The first presentation I heard was on The Invisibles, and modernism vs. postmodernism, by Terence Wandtke of Judson University, the guy who was chairing all the "postmodernism in comics" panels. As someone who has never read the series, and as someone who isn't really that big of an Invisibles fan, I didn't get all that much out of this presentation, other than it made me finally decide that Invisibles is something I should read. After years of Chad telling me so, of other people telling me it's Morrison's definitive work, he was able to convince me. What really grabbed me was the concept he discussed of words representing reality, that by being forced to learn a certain way to express ourselves with words (by being taught to pray to the demon alphabet) we were being taught to limit the ways we think, brainwashed into creating barriers for our abstract thought. I like that idea, and it intrigued me enough to make me want to pick up the series finally.

Next up was the presentation on Automatic Kafka, by Brandon Riley of Columbia College Chicago. I think he and I were the only ones there who had read the book. He was essentially talking about why the book failed to grab an audience, because it was a bit too critical. He pointed out a lot of cool stuff about the issues, in particular about issue five, the ode to violence in superhero comics and how it works thematically in the issue, even down to the ad choices and placements. He did make a comment about the book's experimental nature, that it was all "stealth but no subtlety." I took issue with this and asked him what he thought of issue four, the Peanuts issue, and he had never made the connection before. So we talked a bit about the Peanuts kids all grown up, echoing the '60s superteam of the book all grown up, which was interesting stuff.

During my presentation I shared the dais with two other interesting presenters. The first of these was William Bradley from Drew University, who presented on the idea of childhood loss in comics (Bill was a pretty cool guy, and we grabbed a drink in the bar that evening). He talked about the concept of the literary orphan, ranging from Little Women to Tarzan, and then applied that to superheroes throughout the ages. He said the superhero can never reach the kind of closure that other literary orphans can, due to the serial nature of comics. But they do their best to try. Batman in the Golden Age has his quest for justice which of course will never be fulfilled, but he also creates an extended family for himself with Robin (and all the others over the years). Meanwhile, Robin is able to get closure by bringing his parents' killers to justice, but then he continued his adventures at Batman's side... for the fun of it. Spiderman in the Silver Age is unable to achieve closure from direct vengeance because of his guilt in Uncle Ben's death. Finally in the modern era new orphaned heroes like Runaways and Invincible ostensibly choose the life of an orphan as a way to rebel against the ways of their villainous parents.

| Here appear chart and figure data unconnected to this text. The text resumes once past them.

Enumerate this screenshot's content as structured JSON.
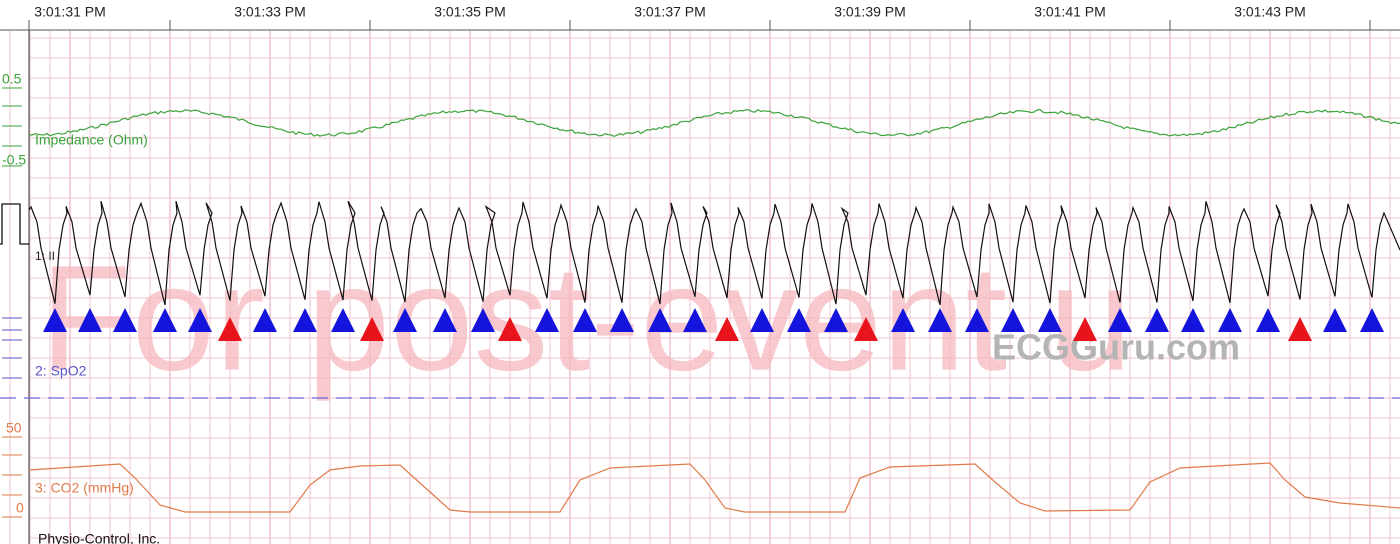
{
  "header": {
    "times": [
      "3:01:31 PM",
      "3:01:33 PM",
      "3:01:35 PM",
      "3:01:37 PM",
      "3:01:39 PM",
      "3:01:41 PM",
      "3:01:43 PM"
    ]
  },
  "channels": {
    "impedance": {
      "scale_high": "0.5",
      "scale_low": "-0.5",
      "label": "Impedance (Ohm)"
    },
    "ecg": {
      "label": "1: II"
    },
    "spo2": {
      "label": "2: SpO2"
    },
    "co2": {
      "scale_high": "50",
      "label": "3: CO2 (mmHg)",
      "scale_low": "0"
    }
  },
  "watermark": "For post-event u",
  "brand": "ECGGuru.com",
  "footer": "Physio-Control, Inc."
}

Finally there was J. Richard Stevens of Southern Methodist University, who did an analysis of Ultimate Captain America as a critique of neoconservatism (he had the most polished presentation the whole weekend, with a DVD put together of images he wanted to discuss--the rest of us just brought the issues themselves and passed them around). He analyzed a few different eras for the 616 Cap (the anti-Hitler Cap, the commie smasher, the man out of time, the liberal crusader, the individualist consumer, the superficial icon, the soldier, the renegade civil warrior) before he turned his attention to Ultimate Cap. He stated that, as a man frozen in the '40s and revived in a post-9/11 world, he naturally falls in line with neocon values in his yearning for a simpler time. Yet he is not an idealist; he is a "person of mass destruction," a super-soldier willing to fight any perceived threat to America's safety (or sovereignty). It really added interesting depth to Millar's Ultimates series, I felt.

There were other presentations as well, on Elektra: Assassin, on American Century, on Batman: Nine Lives, and on Daredevil: Wake Up. And while they each were interesting, they didn't intrigue me as much as the ones I listed above.

In other words, I didn't take as many notes in those presentations, and don't remember them as well. But if you want to ask me questions about them (or about the ones I DID discuss), feel free!